Health Net, which operates managed-care plans in 10 counties, including Los Angeles County, will begin issuing checks to providers in the “next few weeks,” said spokesman Brad Kieffer. He emphasized that the state’s deadline for the managed-care plans to distribute the money isn’t until the end of June.
Gold Coast Health Plan, which manages Ventura County’s Medi-Cal program, said it plans to start issuing checks to doctors this week. It will distribute about $5 million, covering the first six months of 2013.
“It’s unfortunate that the payment is a bit late, at least in terms of the year 2013,” said spokesman Steven Lalich. “Hopefully now that the process has been laid out initially, the payments can be made more quickly.”

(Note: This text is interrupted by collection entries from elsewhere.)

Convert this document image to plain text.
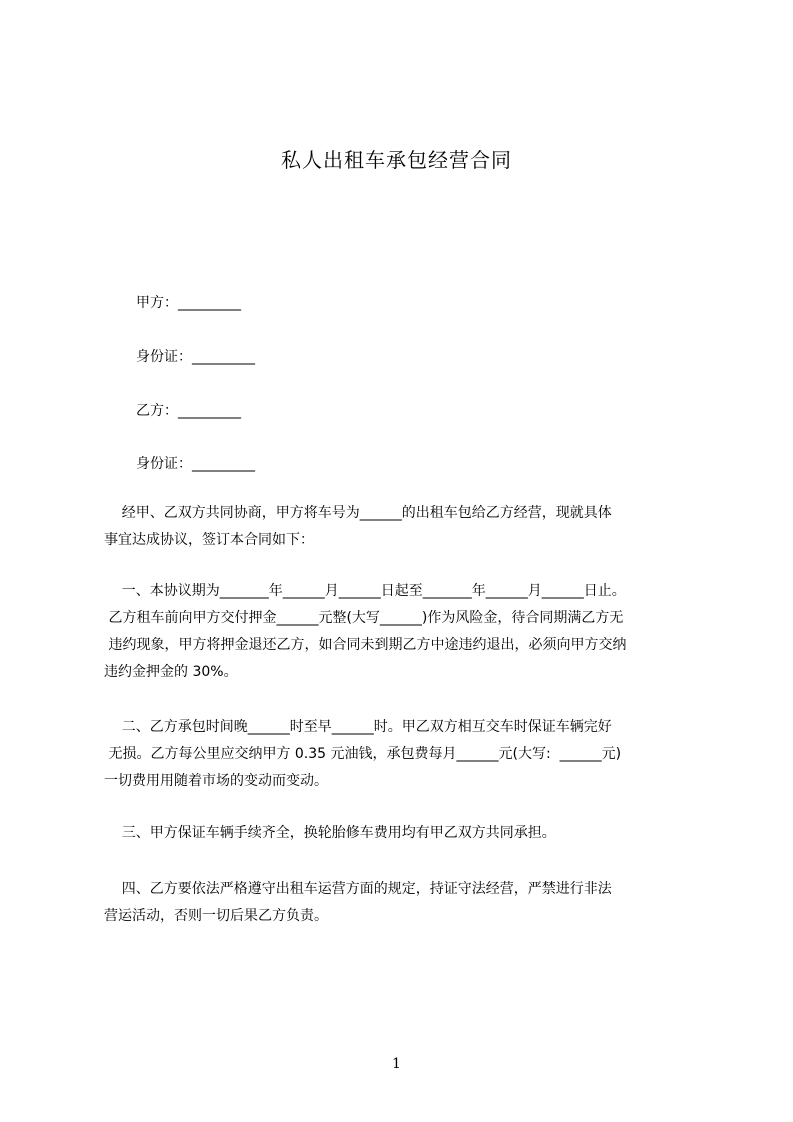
私人出租车承包经营合同
甲方：_________
身份证：_________
乙方：_________
身份证：_________
经甲、乙双方共同协商，甲方将车号为______的出租车包给乙方经营，现就具体
事宜达成协议，签订本合同如下：
一、本协议期为_______年______月______日起至_______年______月______日止。
乙方租车前向甲方交付押金______元整(大写______)作为风险金，待合同期满乙方无
违约现象，甲方将押金退还乙方，如合同未到期乙方中途违约退出，必须向甲方交纳
违约金押金的 30%。
二、乙方承包时间晚______时至早______时。甲乙双方相互交车时保证车辆完好
无损。乙方每公里应交纳甲方 0.35 元油钱，承包费每月______元(大写:  ______元)
一切费用用随着市场的变动而变动。
三、甲方保证车辆手续齐全，换轮胎修车费用均有甲乙双方共同承担。
四、乙方要依法严格遵守出租车运营方面的规定，持证守法经营，严禁进行非法
营运活动，否则一切后果乙方负责。
1
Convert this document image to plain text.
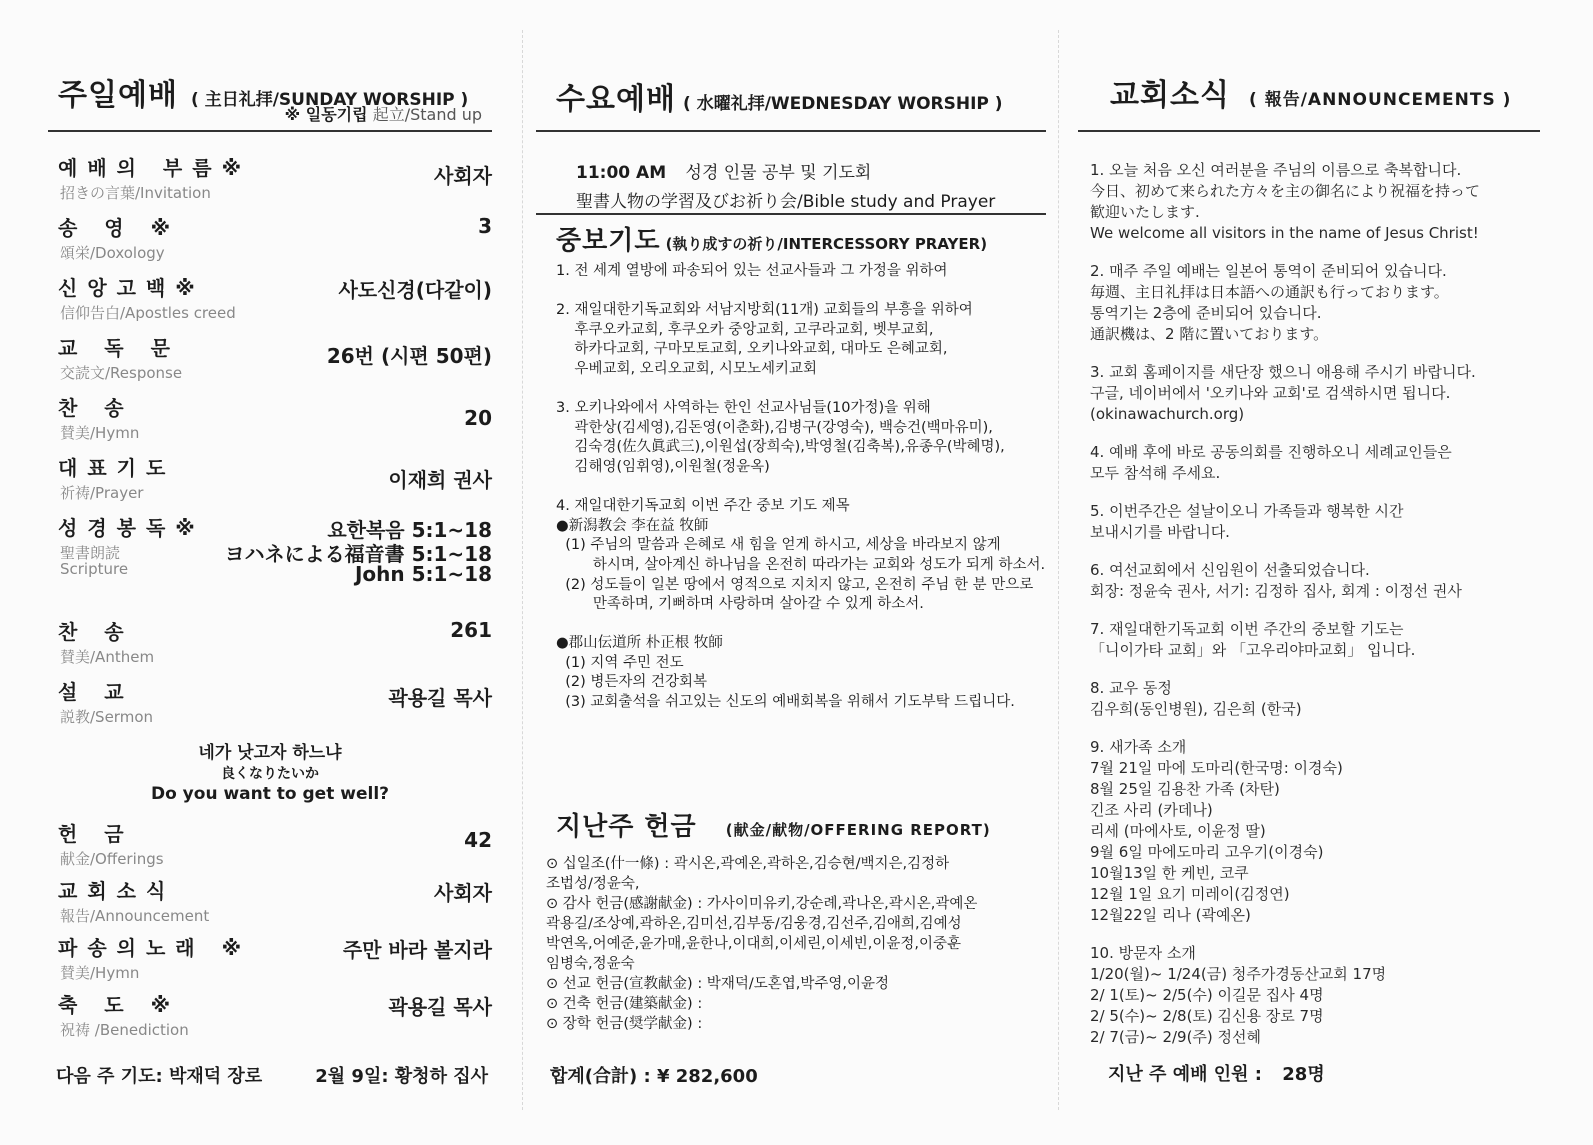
주일예배 ( 主日礼拝/SUNDAY WORSHIP )
※ 일동기립 起立/Stand up
예배의 부름※
招きの言葉/Invitation
사회자
송 영 ※
頌栄/Doxology
3
신앙고백※
信仰告白/Apostles creed
사도신경(다같이)
교 독 문
交読文/Response
26번 (시편 50편)
찬 송
賛美/Hymn
20
대표기도
祈祷/Prayer
이재희 권사
성경봉독※
聖書朗読
Scripture
요한복음 5:1~18
ヨハネによる福音書 5:1~18
John 5:1~18
찬 송
賛美/Anthem
261
설 교
説教/Sermon
곽용길 목사
네가 낫고자 하느냐
良くなりたいか
Do you want to get well?
헌 금
献金/Offerings
42
교회소식
報告/Announcement
사회자
파송의노래 ※
賛美/Hymn
주만 바라 볼지라
축 도 ※
祝祷 /Benediction
곽용길 목사
다음 주 기도: 박재덕 장로	2월 9일: 황청하 집사
수요예배 ( 水曜礼拝/WEDNESDAY WORSHIP )
11:00 AM 성경 인물 공부 및 기도회
聖書人物の学習及びお祈り会/Bible study and Prayer
중보기도 (執り成すの祈り/INTERCESSORY PRAYER)
1. 전 세계 열방에 파송되어 있는 선교사들과 그 가정을 위하여

2. 재일대한기독교회와 서남지방회(11개) 교회들의 부흥을 위하여
후쿠오카교회, 후쿠오카 중앙교회, 고쿠라교회, 벳부교회,
하카다교회, 구마모토교회, 오키나와교회, 대마도 은혜교회,
우베교회, 오리오교회, 시모노세키교회

3. 오키나와에서 사역하는 한인 선교사님들(10가정)을 위해
곽한상(김세영),김돈영(이춘화),김병구(강영숙), 백승건(백마유미),
김숙경(佐久眞武三),이원섭(장희숙),박영철(김축복),유종우(박혜명),
김해영(임휘영),이원철(정윤옥)

4. 재일대한기독교회 이번 주간 중보 기도 제목
●新潟教会 李在益 牧師
(1) 주님의 말씀과 은혜로 새 힘을 얻게 하시고, 세상을 바라보지 않게
하시며, 살아계신 하나님을 온전히 따라가는 교회와 성도가 되게 하소서.
(2) 성도들이 일본 땅에서 영적으로 지치지 않고, 온전히 주님 한 분 만으로
만족하며, 기뻐하며 사랑하며 살아갈 수 있게 하소서.

●郡山伝道所 朴正根 牧師
(1) 지역 주민 전도
(2) 병든자의 건강회복
(3) 교회출석을 쉬고있는 신도의 예배회복을 위해서 기도부탁 드립니다.
지난주 헌금 (献金/献物/OFFERING REPORT)
⊙ 십일조(什一條) : 곽시온,곽예온,곽하온,김승현/백지은,김정하
조법성/정윤숙,
⊙ 감사 헌금(感謝献金) : 가사이미유키,강순례,곽나온,곽시온,곽예온
곽용길/조상예,곽하온,김미선,김부동/김웅경,김선주,김애희,김예성
박연옥,어예준,윤가매,윤한나,이대희,이세린,이세빈,이윤정,이중훈
임병숙,정윤숙
⊙ 선교 헌금(宣教献金) : 박재덕/도혼엽,박주영,이윤정
⊙ 건축 헌금(建築献金) :
⊙ 장학 헌금(奨学献金) :
합계(合計) : ¥ 282,600
교회소식 ( 報告/ANNOUNCEMENTS )
1. 오늘 처음 오신 여러분을 주님의 이름으로 축복합니다.
今日、初めて来られた方々を主の御名により祝福を持って
歓迎いたします.
We welcome all visitors in the name of Jesus Christ!
2. 매주 주일 예배는 일본어 통역이 준비되어 있습니다.
毎週、主日礼拝は日本語への通訳も行っております。
통역기는 2층에 준비되어 있습니다.
通訳機は、2 階に置いております。
3. 교회 홈페이지를 새단장 했으니 애용해 주시기 바랍니다.
구글, 네이버에서 '오키나와 교회'로 검색하시면 됩니다.
(okinawachurch.org)
4. 예배 후에 바로 공동의회를 진행하오니 세례교인들은
모두 참석해 주세요.
5. 이번주간은 설날이오니 가족들과 행복한 시간
보내시기를 바랍니다.
6. 여선교회에서 신임원이 선출되었습니다.
회장: 정윤숙 권사, 서기: 김정하 집사, 회계 : 이정선 권사
7. 재일대한기독교회 이번 주간의 중보할 기도는
「니이가타 교회」와 「고우리야마교회」 입니다.
8. 교우 동정
김우희(동인병원), 김은희 (한국)
9. 새가족 소개
7월 21일 마에 도마리(한국명: 이경숙)
8월 25일 김용찬 가족 (차탄)
긴조 사리 (카데나)
리세 (마에사토, 이윤정 딸)
9월 6일 마에도마리 고우기(이경숙)
10월13일 한 케빈, 코쿠
12월 1일 요기 미레이(김정연)
12월22일 리나 (곽예온)
10. 방문자 소개
1/20(월)~ 1/24(금) 청주가경동산교회 17명
2/ 1(토)~ 2/5(수) 이길문 집사 4명
2/ 5(수)~ 2/8(토) 김신용 장로 7명
2/ 7(금)~ 2/9(주) 정선혜
지난 주 예배 인원 : 28명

The payment delay has frustrated clinics that see large numbers of Medi-Cal patients and were counting on the funds, said Karen Schneweis-Schmidt, chief of hospital operations for patient financial services at Ventura County Health Care Agency.
“We have to operate as a business, and that’s hard to do in health care,” she said. “You have someone coming in, and they need help — you can’t turn them away and say come back in four or five weeks.”
State still making changes
The state was unprepared to implement the fee boost at the outset, Cava said.
The Department of Health Care Services was “delayed due to a number of technical payment and system issues that had to be resolved with CMS (the federal Centers for Medicare and Medicaid Services),” he wrote in an email message.
“Initially, extensive research of the law and frequent consultation with CMS was required, as DHCS had no prior experience completing a project of similar complexity. Some system changes are still being made currently.”
The pay boost lasts only until the end of this year. That’s another concern for doctors, some of whom worry that they may not be able to meet their overhead if they have too many Medi-Cal patients when the incentive disappears in 2015.
Last year Ma said he received only about $10 a month per patient from Medi-Cal. The doctor said he’ll continue seeing the low-income patients in his Chinatown clinic regardless of how much he’s reimbursed, but many doctors in the state will not.
“No one’s taking care of the Medi-Cal patients,” he said. “I have a religious reason — I’m Episcopalian — and I think this is my job. It’s a calling.”